Myślę że gościa najbardziej wkurzył brak kompetencji osób tam pracujących, po to jest recepcja i możliwość spytania w punkcie, aby oszczędzić swój i innych czas. Wielu moich znajomych podobnie jak ja musi wziąć dzień wolny jak chce oddać krew. Szczerze też by mnie zdenerwowało takie podejście. No raczej nie na tyle aby napisać wyznanie, ale jednak zdenerwowało. Myślę że gdyby ludzie bardziej się przykładali do swojej pracy, faktycznie wykonując to za co dostają pieniądze, było by prościej, choćby w urzędzie 😊

Benzenokarboaldehyd

Wybaczcie przejęzyczenie, nie mam pojęcia jak do głowy przyszło mi recepcja zamiast rejestracji, pozostaje nadzieja, że nie zaburzyło to reszty wypowiedzi.

Kilian Odpowiedz

Ja w krwiodawstwie jestem już o 8 rano. Nigdy nie miałem żadnych problemów, choć oddane mam jak na razie 13 litrów.

Selevan1 Odpowiedz

Miło, że cię to nie zraziło i mimo wszystko oddasz, chociaż będziesz miał dalej.

Esza Odpowiedz

Nie rozumiem, piszesz że sam jesteś roztrzepany, nierozgarnięty i nie kontaktujesz, a masz pretensje, że komuś innemu też się zdarzyła jakaś wpadka?

Carrion Odpowiedz

Obarczasz pielęgniarki winą za swoje roztrzepanie.
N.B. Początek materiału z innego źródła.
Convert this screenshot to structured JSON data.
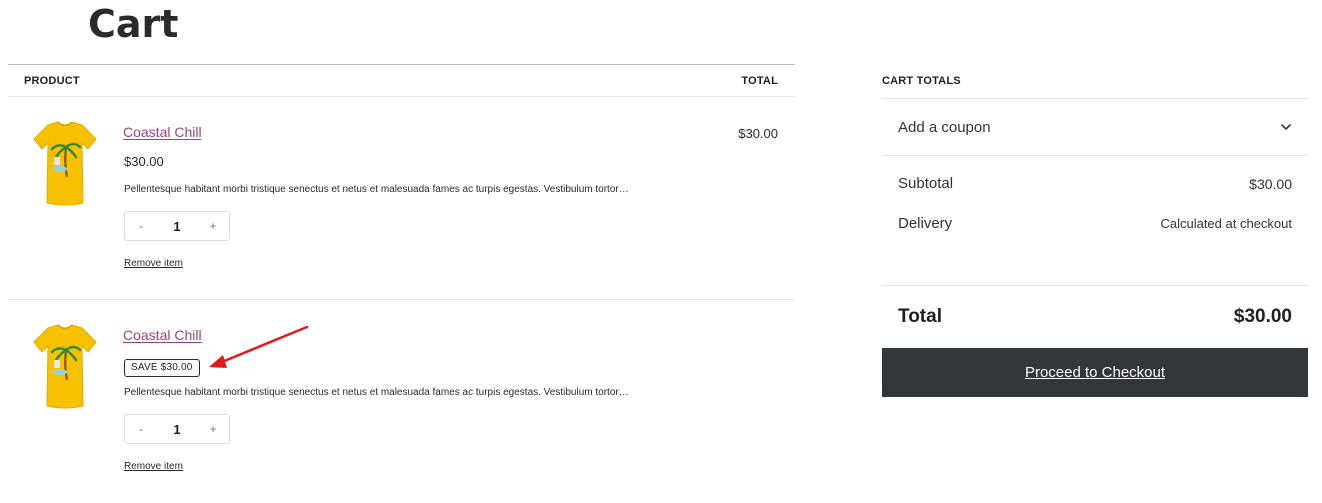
{
  "page": {
    "title": "Cart"
  },
  "table": {
    "product_header": "PRODUCT",
    "total_header": "TOTAL"
  },
  "items": [
    {
      "name": "Coastal Chill",
      "price": "$30.00",
      "badge": "",
      "description": "Pellentesque habitant morbi tristique senectus et netus et malesuada fames ac turpis egestas. Vestibulum tortor…",
      "qty_minus": "-",
      "qty_value": "1",
      "qty_plus": "+",
      "remove_label": "Remove item",
      "line_total": "$30.00"
    },
    {
      "name": "Coastal Chill",
      "price": "",
      "badge": "SAVE $30.00",
      "description": "Pellentesque habitant morbi tristique senectus et netus et malesuada fames ac turpis egestas. Vestibulum tortor…",
      "qty_minus": "-",
      "qty_value": "1",
      "qty_plus": "+",
      "remove_label": "Remove item",
      "line_total": ""
    }
  ],
  "totals": {
    "heading": "CART TOTALS",
    "coupon_label": "Add a coupon",
    "subtotal_label": "Subtotal",
    "subtotal_value": "$30.00",
    "delivery_label": "Delivery",
    "delivery_value": "Calculated at checkout",
    "total_label": "Total",
    "total_value": "$30.00",
    "checkout_label": "Proceed to Checkout"
  },
  "colors": {
    "link": "#a33f79",
    "checkout_bg": "#32373c",
    "annotation_arrow": "#e01b1b",
    "shirt": "#f7c100"
  },
  "icons": {
    "coupon_toggle": "chevron-down-icon",
    "annotation": "red-arrow-icon"
  }
}
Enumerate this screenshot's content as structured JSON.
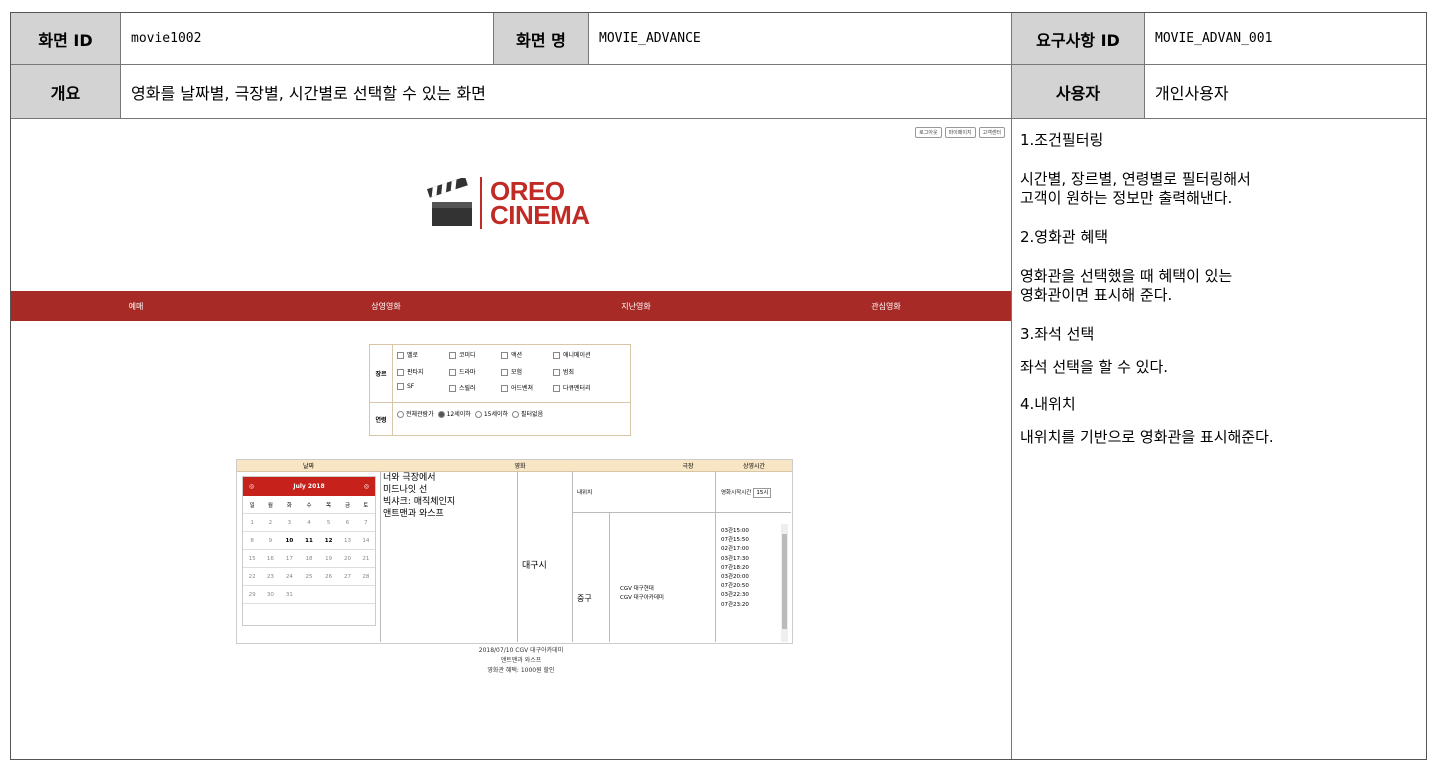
{
  "header": {
    "screen_id_label": "화면 ID",
    "screen_id_value": "movie1002",
    "screen_name_label": "화면 명",
    "screen_name_value": "MOVIE_ADVANCE",
    "req_id_label": "요구사항 ID",
    "req_id_value": "MOVIE_ADVAN_001",
    "overview_label": "개요",
    "overview_value": "영화를 날짜별, 극장별, 시간별로 선택할 수 있는 화면",
    "user_label": "사용자",
    "user_value": "개인사용자"
  },
  "description": [
    "1.조건필터링",
    "시간별, 장르별, 연령별로 필터링해서\n고객이 원하는 정보만 출력해낸다.",
    "2.영화관 혜택",
    "영화관을 선택했을 때 혜택이 있는\n 영화관이면 표시해 준다.",
    "3.좌석 선택",
    " 좌석 선택을 할 수 있다.",
    "4.내위치",
    " 내위치를 기반으로 영화관을 표시해준다."
  ],
  "mockup": {
    "top_links": [
      "로그아웃",
      "마이페이지",
      "고객센터"
    ],
    "logo_line1": "OREO",
    "logo_line2": "CINEMA",
    "nav": [
      "예매",
      "상영영화",
      "지난영화",
      "관심영화"
    ],
    "genre_label": "장르",
    "genres": [
      "멜로",
      "코미디",
      "액션",
      "애니메이션",
      "판타지",
      "드라마",
      "모험",
      "범죄",
      "SF",
      "스릴러",
      "어드벤쳐",
      "다큐멘터리"
    ],
    "age_label": "연령",
    "ages": [
      {
        "label": "전체관람가",
        "selected": false
      },
      {
        "label": "12세이하",
        "selected": true
      },
      {
        "label": "15세이하",
        "selected": false
      },
      {
        "label": "필터없음",
        "selected": false
      }
    ],
    "booking_headers": [
      "날짜",
      "영화",
      "극장",
      "상영시간"
    ],
    "calendar_month": "July 2018",
    "calendar_prev": "◎",
    "calendar_next": "◎",
    "weekdays": [
      "일",
      "월",
      "화",
      "수",
      "목",
      "금",
      "토"
    ],
    "calendar_weeks": [
      [
        "1",
        "2",
        "3",
        "4",
        "5",
        "6",
        "7"
      ],
      [
        "8",
        "9",
        "10",
        "11",
        "12",
        "13",
        "14"
      ],
      [
        "15",
        "16",
        "17",
        "18",
        "19",
        "20",
        "21"
      ],
      [
        "22",
        "23",
        "24",
        "25",
        "26",
        "27",
        "28"
      ],
      [
        "29",
        "30",
        "31",
        "",
        "",
        "",
        ""
      ]
    ],
    "calendar_bold_days": [
      "10",
      "11",
      "12"
    ],
    "movies": [
      "너와 극장에서",
      "미드나잇 선",
      "빅샤크: 매직체인지",
      "앤트맨과 와스프"
    ],
    "city": "대구시",
    "my_location": "내위치",
    "district": "중구",
    "theaters": [
      "CGV 대구현대",
      "CGV 대구아카데미"
    ],
    "time_label": "영화시작시간",
    "time_value": "15시",
    "times": [
      "03관15:00",
      "07관15:50",
      "02관17:00",
      "03관17:30",
      "07관18:20",
      "03관20:00",
      "07관20:50",
      "03관22:30",
      "07관23:20"
    ],
    "summary": [
      "2018/07/10 CGV 대구아카데미",
      "앤트맨과 와스프",
      "영화관 혜택: 1000원 할인"
    ]
  }
}
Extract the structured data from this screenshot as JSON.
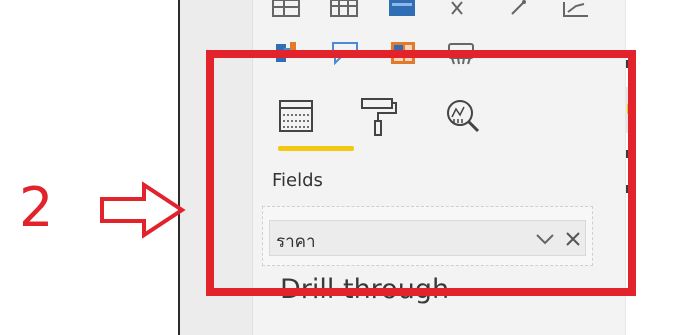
{
  "annotation": {
    "step_number": "2",
    "highlight_color": "#e2232b"
  },
  "visualizations": {
    "row1_icons": [
      "table-icon",
      "matrix-icon",
      "chart-icon",
      "key-influencers-icon",
      "decomposition-icon",
      "qa-icon"
    ],
    "row2_icons": [
      "filled-map-icon",
      "smart-narrative-icon",
      "power-apps-icon",
      "paginated-report-icon"
    ]
  },
  "tabs": [
    {
      "name": "fields-tab",
      "icon": "fields-icon",
      "active": true
    },
    {
      "name": "format-tab",
      "icon": "paint-roller-icon",
      "active": false
    },
    {
      "name": "analytics-tab",
      "icon": "analytics-magnifier-icon",
      "active": false
    }
  ],
  "active_tab_color": "#f2c811",
  "fields": {
    "label": "Fields",
    "value": "ราคา"
  },
  "drill_through": {
    "label": "Drill through"
  }
}
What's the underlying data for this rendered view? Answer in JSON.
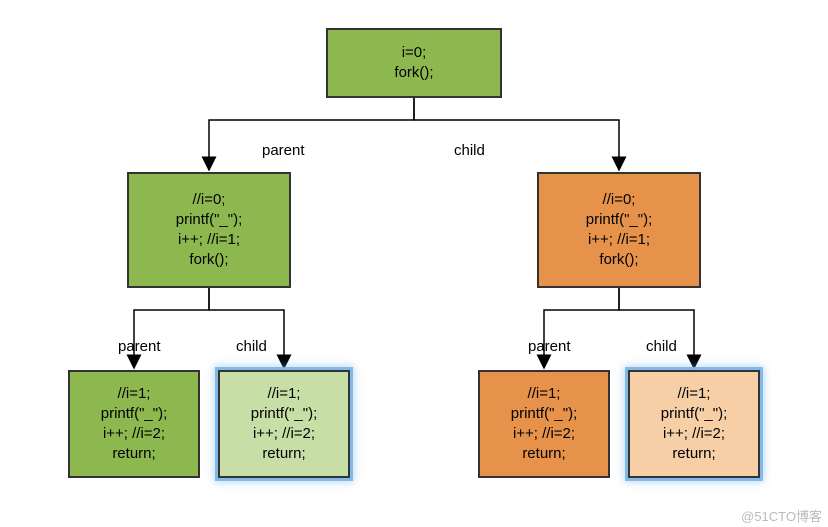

Logiczne.

194b Odpowiedz

Po co pytasz pielegniarkę z wiedzy lekarskiej? Po to lekarzyca tam siedzi, żeby Cię zakwalifikować, albo wykluczyć.

Tyctarara Odpowiedz

Ale tonie pielęgniarka kwalifikuje, i to nie jej zadanie wiedzieć co dyskwalifikuje, a co nie do oddania krwi.